In both Egypt and Syria the role of revolutionary ideas is now vital. Morsi represents the face of world capitalism to the Egyptian workers, but his coming to power was also aided by the blind spots and misconceptions among revolutionaries. Too many Leftists failed to develop a critique of the Muslim Brotherhood, presuming that “the enemy of my enemy is my friend.” That attitude not only has caused confusion among Egyptian revolutionaries, but left many of them ill-prepared to see their own revolution as a world phenomenon.

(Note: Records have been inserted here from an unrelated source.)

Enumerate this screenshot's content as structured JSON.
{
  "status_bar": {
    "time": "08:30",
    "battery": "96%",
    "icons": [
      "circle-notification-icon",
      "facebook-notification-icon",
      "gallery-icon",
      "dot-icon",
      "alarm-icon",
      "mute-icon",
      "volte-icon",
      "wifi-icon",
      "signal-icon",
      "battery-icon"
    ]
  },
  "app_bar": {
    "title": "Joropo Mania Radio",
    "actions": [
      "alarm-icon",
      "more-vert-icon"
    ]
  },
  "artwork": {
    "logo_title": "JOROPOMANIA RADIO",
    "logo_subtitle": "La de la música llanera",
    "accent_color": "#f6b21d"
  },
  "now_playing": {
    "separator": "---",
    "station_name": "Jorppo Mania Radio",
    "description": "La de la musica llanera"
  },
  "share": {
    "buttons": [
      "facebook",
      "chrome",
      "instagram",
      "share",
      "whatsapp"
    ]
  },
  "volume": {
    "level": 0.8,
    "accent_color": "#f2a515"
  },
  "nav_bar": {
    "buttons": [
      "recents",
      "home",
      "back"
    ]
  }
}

It would be equally an illusion to imagine a fundamental conflict of interest between the Egyptian military, still a pillar of reaction, and the Muslim Brotherhood. They have known each other, intimately, for decades and wouldn’t be together if they had fundamental conflicts.

In Syria it is literally a life-and-death matter to clarify the revolution’s aims. The profound internationalism of Arab Spring can still be a powerful revolutionary force, both in breaking down the barriers of sectarianism (which have been deliberately exacerbated by Assad) and in finding allies among the oppressed masses in Iran, the Assad regime’s most active supporter. The goal of human self-determination can’t be subjected to state power rivalries. That goal applies equally to Kurds, Bahrainis, Palestinians, Yezidis, Israelis and Iranians. Women and men.

People in the liberated areas of Syria are, even now, struggling over the shape of the future–asking the question, what kind of society should we create from this revolution? They are under attack by all the world’s oppressive powers. At such a moment, silence from “revolutionaries” would be disgraceful–far more so than the expected hypocrisies of the rulers.

The Arab Spring shows that world-historic freedom struggles have a necessary philosophic content. As Raya Dunayevskaya wrote of the 1979 Iranian revolution, “What is needed is the working out of a theory that would never again separate itself from the actuality, any more than the actuality can be separated from theory.” From the moment the Arab Spring began in 2010, these revolutions have necessitated a recreation of Marx’s philosophy of revolution in permanence for our time. If not now–when?